JUNE 09 — The National Security Council Bill has has been gazetted as law yesterday and is now the National Security Council Act 2016. The legislation did not receive royal assent, as provided by Article 66(4A) of the Federal Constitution – a bill becomes law at the end of the 30 day period without the Yang di-Pertuan Agong’s assent.
The conference of Rulers in February said that some provisions in the bill should be refined.
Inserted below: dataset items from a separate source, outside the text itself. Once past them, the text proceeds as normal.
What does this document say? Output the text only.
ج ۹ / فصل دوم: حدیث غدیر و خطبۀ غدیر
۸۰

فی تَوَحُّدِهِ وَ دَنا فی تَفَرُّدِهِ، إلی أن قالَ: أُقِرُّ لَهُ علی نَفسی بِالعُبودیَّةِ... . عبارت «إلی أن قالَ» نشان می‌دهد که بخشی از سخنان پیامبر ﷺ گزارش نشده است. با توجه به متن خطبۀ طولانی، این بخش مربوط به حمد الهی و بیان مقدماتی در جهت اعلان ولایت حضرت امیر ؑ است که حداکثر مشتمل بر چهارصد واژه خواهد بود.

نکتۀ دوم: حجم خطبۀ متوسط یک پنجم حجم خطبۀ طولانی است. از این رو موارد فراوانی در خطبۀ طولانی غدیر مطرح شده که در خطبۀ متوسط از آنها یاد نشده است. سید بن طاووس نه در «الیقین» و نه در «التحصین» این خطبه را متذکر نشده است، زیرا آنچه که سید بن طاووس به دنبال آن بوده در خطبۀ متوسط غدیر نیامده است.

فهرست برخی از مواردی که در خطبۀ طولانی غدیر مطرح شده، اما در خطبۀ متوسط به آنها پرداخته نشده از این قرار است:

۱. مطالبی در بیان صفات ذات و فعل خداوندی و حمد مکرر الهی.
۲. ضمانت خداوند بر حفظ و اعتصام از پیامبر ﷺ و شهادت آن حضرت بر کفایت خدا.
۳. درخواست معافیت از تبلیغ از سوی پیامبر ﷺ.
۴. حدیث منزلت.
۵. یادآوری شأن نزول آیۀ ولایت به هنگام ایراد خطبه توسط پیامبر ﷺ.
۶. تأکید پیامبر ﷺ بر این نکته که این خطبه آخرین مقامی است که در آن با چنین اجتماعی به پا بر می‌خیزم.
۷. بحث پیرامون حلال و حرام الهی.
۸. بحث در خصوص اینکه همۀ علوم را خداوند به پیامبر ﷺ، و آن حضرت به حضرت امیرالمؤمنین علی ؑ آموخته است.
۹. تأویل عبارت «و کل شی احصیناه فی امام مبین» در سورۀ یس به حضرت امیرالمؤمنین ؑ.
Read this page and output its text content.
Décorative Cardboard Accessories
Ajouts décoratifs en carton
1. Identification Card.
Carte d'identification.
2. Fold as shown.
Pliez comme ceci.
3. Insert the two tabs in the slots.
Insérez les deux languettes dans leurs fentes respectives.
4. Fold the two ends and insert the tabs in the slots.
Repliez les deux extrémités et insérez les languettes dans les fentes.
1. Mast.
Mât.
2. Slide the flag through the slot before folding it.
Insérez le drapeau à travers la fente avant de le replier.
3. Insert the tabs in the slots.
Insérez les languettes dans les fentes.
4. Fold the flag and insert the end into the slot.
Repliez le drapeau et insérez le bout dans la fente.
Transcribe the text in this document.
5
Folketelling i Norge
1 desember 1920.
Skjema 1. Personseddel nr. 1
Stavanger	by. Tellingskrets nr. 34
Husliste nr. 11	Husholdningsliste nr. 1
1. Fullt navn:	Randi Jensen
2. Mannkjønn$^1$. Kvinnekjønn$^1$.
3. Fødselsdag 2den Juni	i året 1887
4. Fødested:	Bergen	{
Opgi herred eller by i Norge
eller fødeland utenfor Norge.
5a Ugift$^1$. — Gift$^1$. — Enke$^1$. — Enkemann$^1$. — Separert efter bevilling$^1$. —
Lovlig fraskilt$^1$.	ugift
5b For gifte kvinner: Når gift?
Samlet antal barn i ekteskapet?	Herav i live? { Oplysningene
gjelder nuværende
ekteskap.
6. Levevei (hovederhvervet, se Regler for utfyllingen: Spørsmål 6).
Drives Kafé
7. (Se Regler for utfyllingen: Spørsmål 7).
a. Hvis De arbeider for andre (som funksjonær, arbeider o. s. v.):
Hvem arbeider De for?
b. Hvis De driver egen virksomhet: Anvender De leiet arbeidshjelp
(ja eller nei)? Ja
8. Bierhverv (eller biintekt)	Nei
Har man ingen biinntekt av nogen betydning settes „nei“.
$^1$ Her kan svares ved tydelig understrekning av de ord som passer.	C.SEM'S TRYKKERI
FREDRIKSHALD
However, despite coalitions such at #TakNakDiktator reminding the Government that they should honour the request by the Council of Rulers, the National Security Council Bill was passed without the amendments.
Various human rights group, civil society organisations and the Malaysian Bar have voiced concerns over the wide ranging powers of this controversial legislation which would effectively give the Prime Minister unprecedented power over military command.
Emergency powers which are vested in the Yang di-Pertuan Agong is now accessible to the Prime Minister under the National Security Council (NSC) headed by the PM. The NSC can direct any government entity, both federal and state, on matters of ‘national security’ which are ambiguous at best.
The NSC can also take control over any government entity for ‘operations concerning national security’ and there is no requirement that these powers be exercised only in the event of a threat.
The fact that terms such as ‘national security’ and ’security area’ to name a few, have not been defined in the National Security Council Act 2016 is of upmost concern and leaves us at the mercy of the Government to do as they like. With the mere mention of words such as ‘national security’ threat, the Government will now be able to strip away our rights under the constitution, which is terrifying.
National security should be defined in the context of our people’s safety, welfare and happiness, founded on principles of liberty and justice and not on laws such as the National Security Council Act 2016 which is an assault on democracy and a blatant abuse of human rights. Whether we accept it or not, the National Security Council Act 2016 is here to stay.